The corporate world is filled with heated rivalry spread across many industries. Like classic sports team rivalries, they capture our imagination as we can’t help but pit two well-matched giants against each other.
As investors, there could be even more at stake. Developments in revenue, margins and capital expenditures can give a company a crucial advantage. Often the other fights back with a punch of their own to keep us on the edge of our seats.
This week we get to see another round of two of corporate America’s most intense battles. These quarterly updates tell us not only who is moving forward, but also the outlook for the general population retail room.
Walmart vs Target
walmart (NYSE: WMT) reports second quarter results ahead of August 16 openinge. Wall Street will be looking for earnings per share (EPS) of $1.62, down 9% from the same period last year.
End of last month management for the world’s largest retailer surprised the market by lowering its second-quarter and full-year forecast due to the impact of rising food prices on consumer spending. The fact that people are shifting their purchases to low-margin groceries is bad news for Walmart because it means they’re spending less on higher-margin items like clothing and electronics.
The flip side is that more shoppers are choosing Walmart to save money in an inflationary environment, helping it gain market share in the grocery store. This, along with low prices for back-to-school supplies, could keep consumer traffic flowing to Walmart for the rest of the summer.
Target (NYSE: TGT) has to do with an inventory surplus that led it to lower its fiscal Q2 guidance as well. As the company rushed to mark down merchandise to make way for back-to-school and fall vacation items, management slashed its operating margin forecast to about 2%. This came on the heels of a major earnings miss in the first quarter, pushing the stock to its lowest level in nearly two years.
Have target stocks upright the market has been in a better mood in recent weeks thanks to signs of easing inflation. The bar is low for August 17the report with analysts expecting earnings per share of $0.72, about one-fifth of what was realized a year ago. Investors will need to be confident that the stock strategy is working and that the turnaround plan is on track.
Better earnings beat potential: Target
Home Depot vs. lowe’s
DIY store (NYSE: HD) reports pre-market on August 16e. The world’s largest renovation the retailer is expected to bring in earnings per share of $4.94, a potential improvement in earnings of 9% year-over-year.
Since Home Depot operates under a different fiscal calendar, its second quarter results will span the period from May through July and therefore depend largely on home building and remodeling activity.
Based on the recent survey by the National Association of Homebuilders, the remodeling market declined in the second quarter compared to last year, but a reading of 77 suggests that remodeling conditions remained good. In fact, the latest data from the Ministry of Commerce shows that construction materials sales rose 5.6% and 6.4% respectively in May and June.
Investors have already been given clues as to how a couple’s Home Depot report could go construction related companies. Stanley Black & Decker fell short on the lowered earnings benchmark for the second quarter. Masco was a few cents away from Street’s earnings per share, but the flat year-over-year earnings could be interpreted as positive given last year’s strong performance.
For Home Depot to exceed its EPS forecast, it will likely have had to do a good job of attracting professional and DIY customers. Based on the retailer’s eight-quarter profit streak, there’s a good chance this is the case.
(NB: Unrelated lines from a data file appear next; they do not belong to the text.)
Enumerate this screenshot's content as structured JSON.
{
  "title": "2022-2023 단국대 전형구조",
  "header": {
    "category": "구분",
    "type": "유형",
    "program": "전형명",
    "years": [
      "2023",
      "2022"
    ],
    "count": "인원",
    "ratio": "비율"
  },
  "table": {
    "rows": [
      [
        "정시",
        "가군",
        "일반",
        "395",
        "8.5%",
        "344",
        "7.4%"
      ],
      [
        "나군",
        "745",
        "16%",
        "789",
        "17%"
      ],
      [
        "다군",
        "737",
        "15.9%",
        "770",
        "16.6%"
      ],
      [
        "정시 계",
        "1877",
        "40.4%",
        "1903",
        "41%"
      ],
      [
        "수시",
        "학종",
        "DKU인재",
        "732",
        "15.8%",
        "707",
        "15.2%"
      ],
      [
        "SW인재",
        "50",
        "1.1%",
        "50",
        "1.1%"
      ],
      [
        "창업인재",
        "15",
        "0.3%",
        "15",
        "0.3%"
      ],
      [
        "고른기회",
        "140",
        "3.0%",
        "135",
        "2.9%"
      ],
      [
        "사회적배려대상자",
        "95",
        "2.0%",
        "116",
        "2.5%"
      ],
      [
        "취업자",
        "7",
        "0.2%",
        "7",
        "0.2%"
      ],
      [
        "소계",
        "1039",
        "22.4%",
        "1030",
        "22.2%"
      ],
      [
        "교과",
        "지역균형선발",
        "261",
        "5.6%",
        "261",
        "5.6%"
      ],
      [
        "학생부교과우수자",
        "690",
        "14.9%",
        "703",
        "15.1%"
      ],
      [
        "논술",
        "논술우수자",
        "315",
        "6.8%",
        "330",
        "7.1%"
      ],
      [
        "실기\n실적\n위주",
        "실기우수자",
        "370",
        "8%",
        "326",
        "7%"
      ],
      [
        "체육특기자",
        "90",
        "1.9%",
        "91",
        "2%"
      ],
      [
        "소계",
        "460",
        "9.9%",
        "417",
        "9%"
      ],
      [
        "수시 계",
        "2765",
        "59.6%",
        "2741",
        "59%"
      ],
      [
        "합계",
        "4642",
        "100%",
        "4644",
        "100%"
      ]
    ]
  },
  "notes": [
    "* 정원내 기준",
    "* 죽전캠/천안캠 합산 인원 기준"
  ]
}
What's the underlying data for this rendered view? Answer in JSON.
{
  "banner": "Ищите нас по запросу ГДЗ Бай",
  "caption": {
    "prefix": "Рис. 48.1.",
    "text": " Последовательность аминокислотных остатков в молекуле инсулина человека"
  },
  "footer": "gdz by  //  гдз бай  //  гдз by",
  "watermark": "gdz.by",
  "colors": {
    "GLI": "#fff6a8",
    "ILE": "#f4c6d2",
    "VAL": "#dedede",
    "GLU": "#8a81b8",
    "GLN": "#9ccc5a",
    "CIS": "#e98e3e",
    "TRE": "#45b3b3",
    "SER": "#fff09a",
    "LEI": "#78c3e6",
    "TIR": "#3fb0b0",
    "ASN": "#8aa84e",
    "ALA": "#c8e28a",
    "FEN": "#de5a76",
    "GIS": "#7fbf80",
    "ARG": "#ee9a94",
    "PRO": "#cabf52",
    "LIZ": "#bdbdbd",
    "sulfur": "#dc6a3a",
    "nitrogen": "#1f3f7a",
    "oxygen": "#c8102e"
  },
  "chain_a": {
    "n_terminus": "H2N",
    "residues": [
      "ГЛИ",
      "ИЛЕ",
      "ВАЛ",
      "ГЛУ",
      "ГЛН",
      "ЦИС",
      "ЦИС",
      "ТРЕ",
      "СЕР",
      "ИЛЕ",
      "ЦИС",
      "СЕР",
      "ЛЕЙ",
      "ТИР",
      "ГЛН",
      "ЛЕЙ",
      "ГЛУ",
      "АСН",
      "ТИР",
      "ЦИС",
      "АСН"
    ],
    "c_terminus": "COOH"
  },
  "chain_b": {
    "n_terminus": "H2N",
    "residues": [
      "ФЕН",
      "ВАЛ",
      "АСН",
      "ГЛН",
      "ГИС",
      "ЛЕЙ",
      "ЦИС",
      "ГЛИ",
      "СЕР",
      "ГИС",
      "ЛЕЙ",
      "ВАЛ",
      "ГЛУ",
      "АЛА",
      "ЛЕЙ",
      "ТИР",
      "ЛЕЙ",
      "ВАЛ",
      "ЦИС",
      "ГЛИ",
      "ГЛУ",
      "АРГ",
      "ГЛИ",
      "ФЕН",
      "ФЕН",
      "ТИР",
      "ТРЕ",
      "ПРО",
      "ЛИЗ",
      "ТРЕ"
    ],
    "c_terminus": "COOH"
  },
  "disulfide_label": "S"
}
Healthy trends in both segments and an emerging digital presence point to another constructive report.
Lowe’s companies (NYSE: LOW) reports the day after Home Depot, and the seasonally strong quarter is expected to have delivered earnings per share of $4.59, or 8% year-over-year growth. Lowe’s also has a track record of producing earnings beats and pleasing shareholders with dividends.
After last quarter’s beat, the company announced a 31% increase in its dividend, which became payable earlier this month. However, Lowe’s 2.1% forward return, like its market share, still lags behind Home Depot’s, which is 2.4%.
When it comes to picking sides in a close rivalry, the market tends to lean towards the winner. And since Home Depot generates about 1.5 times more sales than Lowe’s, Lowe’s tends to play second fiddle to this industry.
However, as evidenced by both last year’s and this year’s relative stock performance, Lowe’s is putting up a good fight. Under CEO Marvin Ellison, improved financial discipline, smart investments and a focus on customer service have enabled the company to gain market share. Upgrades to Lowe’s e-commerce and business analytics capabilities will attract more customers and increase profitability.
The Street also sees slightly more upside in the underdog’s share price. Based on analyst activity over the past three months, the consensus price target implies 13% for Lowe’s compared to 10% for Home Depot.
But until the challenger shows that he is gaining significant ground, it might be better to side with the leader on this.